The experience of the social interaction/engagement is genuine and in real-time. (For the good artist. There are a lot of posers, just like in any art community) The only difference between "social practice art" and plain old life is that this sort of artist
1. spends more time thinking about novel modes of social engagement (which is both an interesting effect of and comprises the art itself)
2. documents the work for a greater public art community. These artists are constantly struggling to achieve less intrusive methods of documentation, but as you can imagine, there's only so much they can do. Some of them do it clandestinely. And then the trick is how to make yourself forget about the documentation during the course of interaction. But I don't believe it's all that hard, actually. In any case, the discussion about the documentation's ruination of the raw artwork is pretty hot and heavy amongst these "types". If you ever want to insult one of them in the worst way imaginable, compare their work to that of "the spectacle" as described above. You've never seen anybody blush so fast with pure unadulterated rage.
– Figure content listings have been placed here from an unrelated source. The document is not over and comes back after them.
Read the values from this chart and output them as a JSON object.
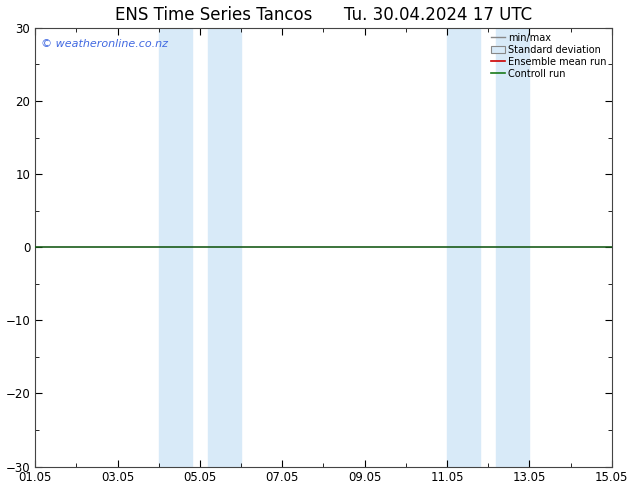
{
  "title": "ENS Time Series Tancos      Tu. 30.04.2024 17 UTC",
  "ylim": [
    -30,
    30
  ],
  "yticks": [
    -30,
    -20,
    -10,
    0,
    10,
    20,
    30
  ],
  "xtick_labels": [
    "01.05",
    "03.05",
    "05.05",
    "07.05",
    "09.05",
    "11.05",
    "13.05",
    "15.05"
  ],
  "xtick_positions": [
    0,
    2,
    4,
    6,
    8,
    10,
    12,
    14
  ],
  "xlim": [
    0,
    14
  ],
  "watermark": "© weatheronline.co.nz",
  "background_color": "#ffffff",
  "plot_bg_color": "#ffffff",
  "shade_color": "#d8eaf8",
  "shade_regions": [
    [
      3.0,
      3.8
    ],
    [
      4.2,
      5.0
    ],
    [
      10.0,
      10.8
    ],
    [
      11.2,
      12.0
    ]
  ],
  "zero_line_color": "#1a5c1a",
  "legend_items": [
    "min/max",
    "Standard deviation",
    "Ensemble mean run",
    "Controll run"
  ],
  "legend_colors": [
    "#888888",
    "#cccccc",
    "#cc0000",
    "#1a7a1a"
  ],
  "title_fontsize": 12,
  "tick_fontsize": 8.5,
  "watermark_color": "#4169E1",
  "watermark_fontsize": 8
}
But they're such nice people all the rest of the time. ;)

The aspect of the art (or interactions, rather, depending on who you're talking to) being genuine means that the primary and time-based audience is thoroughly moved and touched in ways static art never could ever hope to do, and the ideas or memes are more thoroughly implanted in people's minds, and the ideas spread like viruses. When's the last time a painting has done that? Well I'm personally very moved by Jenny Saville and Egon Schiele, but with social practice or whatever you don't want to call it, the sensation is more pervasive and inescapable.

The artist him/herself is moved and changed by inputs and thought patterns from the organic Other, rather than by a system including only him/herself locked away from people and merely imagining them when it's necessary to do so.

I don't know... I've been thinking about street theater lately.

It's the last form of real artistic expression available today!